Redraw the CS Map From Memory
Source: practice/01-redraw-the-cs-map-from-memory.md
If your map is just a list of buzzwords with no arrows or relationships, it is too shallow. If you wrote "computer science = programming languages," your map is too narrow. If you cannot place memory or databases anywhere, the systems picture is incomplete.
Explain One Program Through the Stack
Source: practice/03-explain-one-program-through-the-stack.md
If your explanation jumps directly from "I run the file" to "the computer does it," you skipped the whole point of the exercise. If you describe the compiler and operating system as the same thing, your model is still blurry.
Repair Protocol
For each real mistake:
- Reproduce the failure on the smallest example, trace, proof, query, command, or design sketch.
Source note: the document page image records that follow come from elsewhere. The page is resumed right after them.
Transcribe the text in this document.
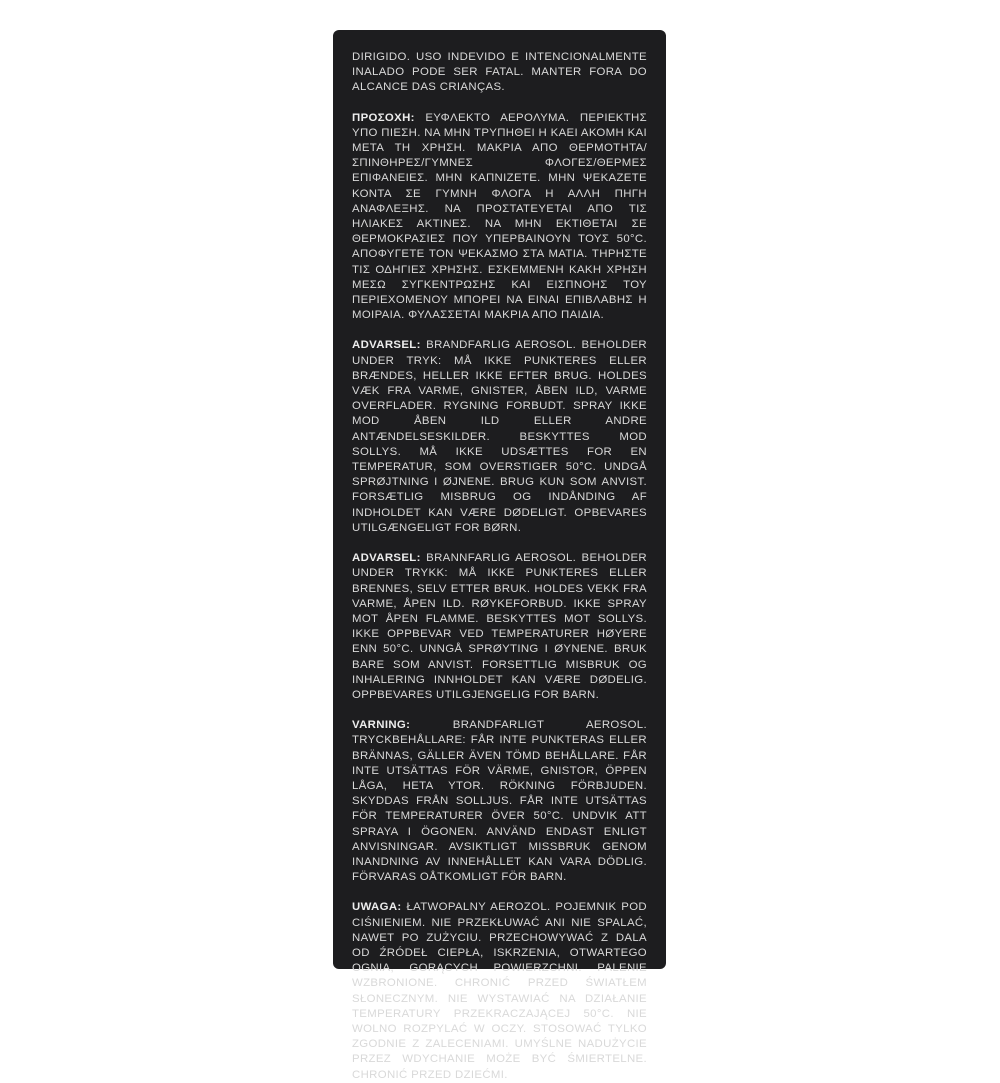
DIRIGIDO. USO INDEVIDO E INTENCIONALMENTE INALADO PODE SER FATAL. MANTER FORA DO ALCANCE DAS CRIANÇAS.

ΠΡΟΣΟΧΗ: ΕΥΦΛΕΚΤΟ ΑΕΡΟΛΥΜΑ. ΠΕΡΙΕΚΤΗΣ ΥΠΟ ΠΙΕΣΗ. ΝΑ ΜΗΝ ΤΡΥΠΗΘΕΙ Η ΚΑΕΙ ΑΚΟΜΗ ΚΑΙ ΜΕΤΑ ΤΗ ΧΡΗΣΗ. ΜΑΚΡΙΑ ΑΠΟ ΘΕΡΜΟΤΗΤΑ/ΣΠΙΝΘΗΡΕΣ/ΓΥΜΝΕΣ ΦΛΟΓΕΣ/ΘΕΡΜΕΣ ΕΠΙΦΑΝΕΙΕΣ. ΜΗΝ ΚΑΠΝΙΖΕΤΕ. ΜΗΝ ΨΕΚΑΖΕΤΕ ΚΟΝΤΑ ΣΕ ΓΥΜΝΗ ΦΛΟΓΑ Η ΑΛΛΗ ΠΗΓΗ ΑΝΑΦΛΕΞΗΣ. ΝΑ ΠΡΟΣΤΑΤΕΥΕΤΑΙ ΑΠΟ ΤΙΣ ΗΛΙΑΚΕΣ ΑΚΤΙΝΕΣ. ΝΑ ΜΗΝ ΕΚΤΙΘΕΤΑΙ ΣΕ ΘΕΡΜΟΚΡΑΣΙΕΣ ΠΟΥ ΥΠΕΡΒΑΙΝΟΥΝ ΤΟΥΣ 50°C. ΑΠΟΦΥΓΕΤΕ ΤΟΝ ΨΕΚΑΣΜΟ ΣΤΑ ΜΑΤΙΑ. ΤΗΡΗΣΤΕ ΤΙΣ ΟΔΗΓΙΕΣ ΧΡΗΣΗΣ. ΕΣΚΕΜΜΕΝΗ ΚΑΚΗ ΧΡΗΣΗ ΜΕΣΩ ΣΥΓΚΕΝΤΡΩΣΗΣ ΚΑΙ ΕΙΣΠΝΟΗΣ ΤΟΥ ΠΕΡΙΕΧΟΜΕΝΟΥ ΜΠΟΡΕΙ ΝΑ ΕΙΝΑΙ ΕΠΙΒΛΑΒΗΣ Η ΜΟΙΡΑΙΑ. ΦΥΛΑΣΣΕΤΑΙ ΜΑΚΡΙΑ ΑΠΟ ΠΑΙΔΙΑ.

ADVARSEL: BRANDFARLIG AEROSOL. BEHOLDER UNDER TRYK: MÅ IKKE PUNKTERES ELLER BRÆNDES, HELLER IKKE EFTER BRUG. HOLDES VÆK FRA VARME, GNISTER, ÅBEN ILD, VARME OVERFLADER. RYGNING FORBUDT. SPRAY IKKE MOD ÅBEN ILD ELLER ANDRE ANTÆNDELSESKILDER. BESKYTTES MOD SOLLYS. MÅ IKKE UDSÆTTES FOR EN TEMPERATUR, SOM OVERSTIGER 50°C. UNDGÅ SPRØJTNING I ØJNENE. BRUG KUN SOM ANVIST. FORSÆTLIG MISBRUG OG INDÅNDING AF INDHOLDET KAN VÆRE DØDELIGT. OPBEVARES UTILGÆNGELIGT FOR BØRN.

ADVARSEL: BRANNFARLIG AEROSOL. BEHOLDER UNDER TRYKK: MÅ IKKE PUNKTERES ELLER BRENNES, SELV ETTER BRUK. HOLDES VEKK FRA VARME, ÅPEN ILD. RØYKEFORBUD. IKKE SPRAY MOT ÅPEN FLAMME. BESKYTTES MOT SOLLYS. IKKE OPPBEVAR VED TEMPERATURER HØYERE ENN 50°C. UNNGÅ SPRØYTING I ØYNENE. BRUK BARE SOM ANVIST. FORSETTLIG MISBRUK OG INHALERING INNHOLDET KAN VÆRE DØDELIG. OPPBEVARES UTILGJENGELIG FOR BARN.

VARNING:	BRANDFARLIGT AEROSOL. TRYCKBEHÅLLARE: FÅR INTE PUNKTERAS ELLER BRÄNNAS, GÄLLER ÄVEN TÖMD BEHÅLLARE. FÅR INTE UTSÄTTAS FÖR VÄRME, GNISTOR, ÖPPEN LÅGA, HETA YTOR. RÖKNING FÖRBJUDEN. SKYDDAS FRÅN SOLLJUS. FÅR INTE UTSÄTTAS FÖR TEMPERATURER ÖVER 50°C. UNDVIK ATT SPRAYA I ÖGONEN. ANVÄND ENDAST ENLIGT ANVISNINGAR. AVSIKTLIGT MISSBRUK GENOM INANDNING AV INNEHÅLLET KAN VARA DÖDLIG. FÖRVARAS OÅTKOMLIGT FÖR BARN.

UWAGA: ŁATWOPALNY AEROZOL. POJEMNIK POD CIŚNIENIEM. NIE PRZEKŁUWAĆ ANI NIE SPALAĆ, NAWET PO ZUŻYCIU. PRZECHOWYWAĆ Z DALA OD ŹRÓDEŁ CIEPŁA, ISKRZENIA, OTWARTEGO OGNIA, GORĄCYCH POWIERZCHNI. PALENIE WZBRONIONE. CHRONIĆ PRZED ŚWIATŁEM SŁONECZNYM. NIE WYSTAWIAĆ NA DZIAŁANIE TEMPERATURY PRZEKRACZAJĄCEJ 50°C. NIE WOLNO ROZPYLAĆ W OCZY. STOSOWAĆ TYLKO ZGODNIE Z ZALECENIAMI. UMYŚLNE NADUŻYCIE PRZEZ WDYCHANIE MOŻE BYĆ ŚMIERTELNE. CHRONIĆ PRZED DZIEĆMI.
- Name the hidden assumption.
- Repair the artifact.
- Save evidence that changed: failing then passing test, corrected proof step, revised diagram, safer command, benchmark, or review note.
- Add one retrieval card beginning with Check... before... or Do not use... when....
Mistake Log
| Date | Mistake | Symptom | Root cause | Repair evidence | Retrieval card |
|---|---|---|---|---|---|
| Starter | Pick one radar row above | Explain how it would fail in this module | Name the assumption | Add a counterexample or corrected artifact | Write the card before closing the page |
Completion Standard
- At least five real mistakes are logged.
- At least two mistakes include a counterexample or failing test.
- At least one mistake connects to an older semester skill.
- At least one correction changes code, a proof, a diagram, a command transcript, a query, or a design decision.